Spending some time with Chris and his students was an eye-opening experience.  It reminded me a lot of my own time in middle school (just two towns over from the school I was observing). Students had a lot of freedom, high academic expectations, and systems were a lot more relaxed than my own experience. After getting over the shock of students chatting in homeroom, leaving their seats to sharpen pencils when needed, and 6th graders transitioning freely, I had the chance to chat with another member of Chris’ team who had tons of questions about how my school was run.
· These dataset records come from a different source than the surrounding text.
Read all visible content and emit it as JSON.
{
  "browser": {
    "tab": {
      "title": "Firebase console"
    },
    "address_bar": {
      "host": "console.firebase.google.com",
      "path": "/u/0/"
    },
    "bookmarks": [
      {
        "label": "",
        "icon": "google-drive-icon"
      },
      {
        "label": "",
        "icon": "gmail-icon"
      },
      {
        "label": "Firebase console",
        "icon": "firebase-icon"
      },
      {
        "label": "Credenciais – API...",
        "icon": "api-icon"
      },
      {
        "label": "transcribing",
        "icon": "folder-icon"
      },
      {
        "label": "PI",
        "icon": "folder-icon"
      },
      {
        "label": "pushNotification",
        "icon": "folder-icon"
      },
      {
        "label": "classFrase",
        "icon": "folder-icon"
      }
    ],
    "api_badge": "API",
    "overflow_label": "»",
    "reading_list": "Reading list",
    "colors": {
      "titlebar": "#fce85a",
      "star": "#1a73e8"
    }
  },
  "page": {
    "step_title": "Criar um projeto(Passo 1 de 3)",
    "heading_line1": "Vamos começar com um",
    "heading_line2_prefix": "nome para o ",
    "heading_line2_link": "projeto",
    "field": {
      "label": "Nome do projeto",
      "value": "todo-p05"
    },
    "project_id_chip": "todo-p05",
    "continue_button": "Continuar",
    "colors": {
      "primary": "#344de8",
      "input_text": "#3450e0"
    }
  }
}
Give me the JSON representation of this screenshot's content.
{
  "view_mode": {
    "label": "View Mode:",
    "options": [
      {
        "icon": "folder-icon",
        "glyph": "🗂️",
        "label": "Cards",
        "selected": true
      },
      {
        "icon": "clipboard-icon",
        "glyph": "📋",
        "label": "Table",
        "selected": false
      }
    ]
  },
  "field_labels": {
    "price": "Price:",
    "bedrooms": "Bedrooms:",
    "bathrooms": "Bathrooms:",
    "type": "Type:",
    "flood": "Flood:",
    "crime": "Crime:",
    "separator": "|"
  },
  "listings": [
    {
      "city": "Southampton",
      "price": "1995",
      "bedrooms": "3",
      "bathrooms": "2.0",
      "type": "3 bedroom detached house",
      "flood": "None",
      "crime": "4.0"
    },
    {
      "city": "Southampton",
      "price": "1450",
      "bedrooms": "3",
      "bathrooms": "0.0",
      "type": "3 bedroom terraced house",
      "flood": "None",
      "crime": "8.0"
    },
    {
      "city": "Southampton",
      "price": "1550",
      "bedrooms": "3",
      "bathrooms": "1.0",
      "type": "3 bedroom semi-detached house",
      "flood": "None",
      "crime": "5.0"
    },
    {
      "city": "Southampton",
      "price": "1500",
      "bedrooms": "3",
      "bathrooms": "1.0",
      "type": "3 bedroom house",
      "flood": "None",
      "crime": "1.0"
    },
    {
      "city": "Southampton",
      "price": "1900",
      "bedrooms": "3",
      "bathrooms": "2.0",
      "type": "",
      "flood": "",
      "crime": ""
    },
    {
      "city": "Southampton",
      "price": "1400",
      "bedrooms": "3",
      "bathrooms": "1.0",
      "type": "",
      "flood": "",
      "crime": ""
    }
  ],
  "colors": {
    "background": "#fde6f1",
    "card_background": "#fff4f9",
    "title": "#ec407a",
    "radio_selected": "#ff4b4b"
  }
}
It hit me at that moment that these two school models rarely, if ever, talk to one another.  Whether it is mistrust or animosity, these two constituencies of dedicated public educators never come together to share what they have learned. As classes passed, and I got a chance to view more classrooms, the reality struck me: both traditional public schools and charters have a lot to share with each other about how to best serve kids.

For example, I was stunned with the level of integration I observed between material presented in the classroom and the online resources teachers were leveraging so students could continue to learn at home. Similarly, I realized that the intervention models we use at my school as well as urgency-driving practices could easily be shared to maximize instructional time.

The opportunities for collaboration are numerous and underlie the fact that a forum needs to exist in order for educators, regardless of their school affiliation, to share what works for them in the classroom. Creating the time and space for this level of collaboration is vital to bridging the gap between charters and traditional public schools as well as improving educational outcomes for all kids.